For a limited audience, it is feasible to request credentials (login and password) and challenge them using an external resource, such as a database, LDAP server, or other access-granting service.

1. The SWF supplies the user credentials in the connection request.

   The client provides a token or username/password using client-side ActionScript:

   var sUsername = "someUsername"; 
   var sPassword = "somePassword"; 
    
   nc.connect("rtmp://server/secure1/", sUsername, sPassword);

2. Flash Media Server validates the credentials against a third-party system.

   You can use the following classes to make calls from Server-Side ActionScript to external sources: WebService, LoadVars, XML classes, NetServices (connects to a Flash Remoting gateway).
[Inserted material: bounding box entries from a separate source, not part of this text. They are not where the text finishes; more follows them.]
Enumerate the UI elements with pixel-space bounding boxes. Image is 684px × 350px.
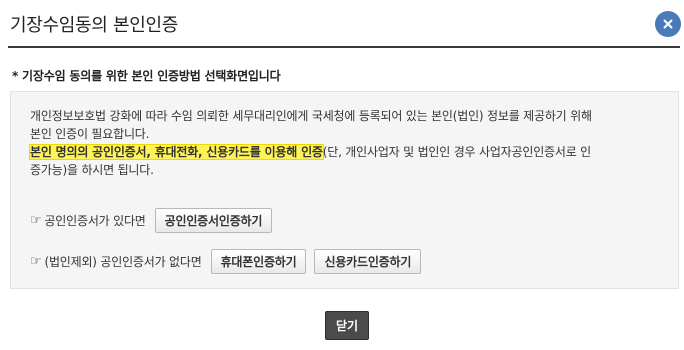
phone-auth-button[interactable]: 휴대폰인증하기 bbox=[210, 249, 307, 274]
pointing-hand-icon: ☞ bbox=[30, 213, 42, 228]
cert-option-label: 공인인증서가 있다면 bbox=[44, 214, 146, 228]
description-line-4: 증가능)을 하시면 됩니다. bbox=[30, 163, 154, 177]
description-line-3: 본인 명의의 공인인증서, 휴대전화, 신용카드를 이용해 인증(단, 개인사업… bbox=[30, 143, 660, 161]
no-cert-option-label: (법인제외) 공인인증서가 없다면 bbox=[44, 255, 202, 269]
info-box: 개인정보보호법 강화에 따라 수임 의뢰한 세무대리인에게 국세청에 등록되어 … bbox=[10, 91, 679, 289]
close-icon[interactable] bbox=[655, 11, 681, 37]
dialog-title: 기장수임동의 본인인증 bbox=[10, 15, 179, 36]
pointing-hand-icon: ☞ bbox=[30, 254, 42, 269]
description-line-2: 본인 인증이 필요합니다. bbox=[30, 127, 150, 141]
cert-option-row: ☞ 공인인증서가 있다면 공인인증서인증하기 bbox=[30, 208, 273, 233]
highlighted-text: 본인 명의의 공인인증서, 휴대전화, 신용카드를 이용해 인증 bbox=[30, 145, 323, 159]
no-cert-option-row: ☞ (법인제외) 공인인증서가 없다면 휴대폰인증하기 신용카드인증하기 bbox=[30, 249, 422, 274]
description-line-1: 개인정보보호법 강화에 따라 수임 의뢰한 세무대리인에게 국세청에 등록되어 … bbox=[30, 109, 592, 123]
auth-dialog: 기장수임동의 본인인증 * 기장수임 동의를 위한 본인 인증방법 선택화면입니… bbox=[0, 0, 684, 350]
close-button[interactable]: 닫기 bbox=[325, 311, 369, 340]
cert-auth-button[interactable]: 공인인증서인증하기 bbox=[154, 208, 273, 233]
description-line-3-rest: (단, 개인사업자 및 법인인 경우 사업자공인인증서로 인 bbox=[322, 145, 592, 159]
card-auth-button[interactable]: 신용카드인증하기 bbox=[314, 249, 422, 274]
section-subtitle: * 기장수임 동의를 위한 본인 인증방법 선택화면입니다 bbox=[12, 69, 281, 83]
dialog-header: 기장수임동의 본인인증 bbox=[8, 0, 681, 48]
description-text: 개인정보보호법 강화에 따라 수임 의뢰한 세무대리인에게 국세청에 등록되어 … bbox=[30, 107, 660, 179]
close-x-glyph bbox=[663, 19, 673, 29]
For more information about Flash Remoting, see www.adobe.com/go/learn_fms_flashremoting_en.

   load("NetServices.asc");     // for Flash remoting 
   load("WebServices.asc");     // for SOAP web services 
    
   pendingConnections = new Object(); 
    
   application.onConnect = function( pClient, pUsername, pPassword ) { 
    
       // create a unique ID for the client 
       pClient.FMSid = application.FMSid++; 
    
       // place the client into a pending array 
       pendingConnections[FMSid] = pClient; 
    
       if (pUsername!= undefined && pPassword !=undefined) { 
           // issue the external call (3 examples below) 
           loadVars.send("http://xyz.com/auth.cfm"); 
    
           webService.authenticate(FMSid, pUsername, pPassword); 
    
           netService.authenticate(FMSid, pUsername, pPassword); 
       } 
   } 
   // the result handler (sample only, you will have to customize this) 
   // this command will return a true/false and the FMS client id 
   Authenticate.onResult = { }

3. Flash Media Server accepts or rejects the connection.

   If the credentials are valid, Flash Media Server accepts the connection:

   loadVars.onData = function ( FMSid, pData ) { 
       if (pData) { 
           application.acceptConnection( pendingConnections[FMSid] ); 
           delete pendingConnections[FMSid]; 
       } else { 
           application. rejectConnection ( pendingConnections[FMSid] ); 
       delete pendingConnections[FMSid]; 
       } 
   }

This technique is an alternative to a username/password style of authentication, where the token can be granted based on a property of the client.

The control flow is as follows:

1. The client SWF requests an authentication token from a third party.

2. The third party returns the token to the client.

3. The client sends the token with its connection request.

4. Flash Media Server verifies the token with the third party system.

5. Flash Media Server accepts the connection.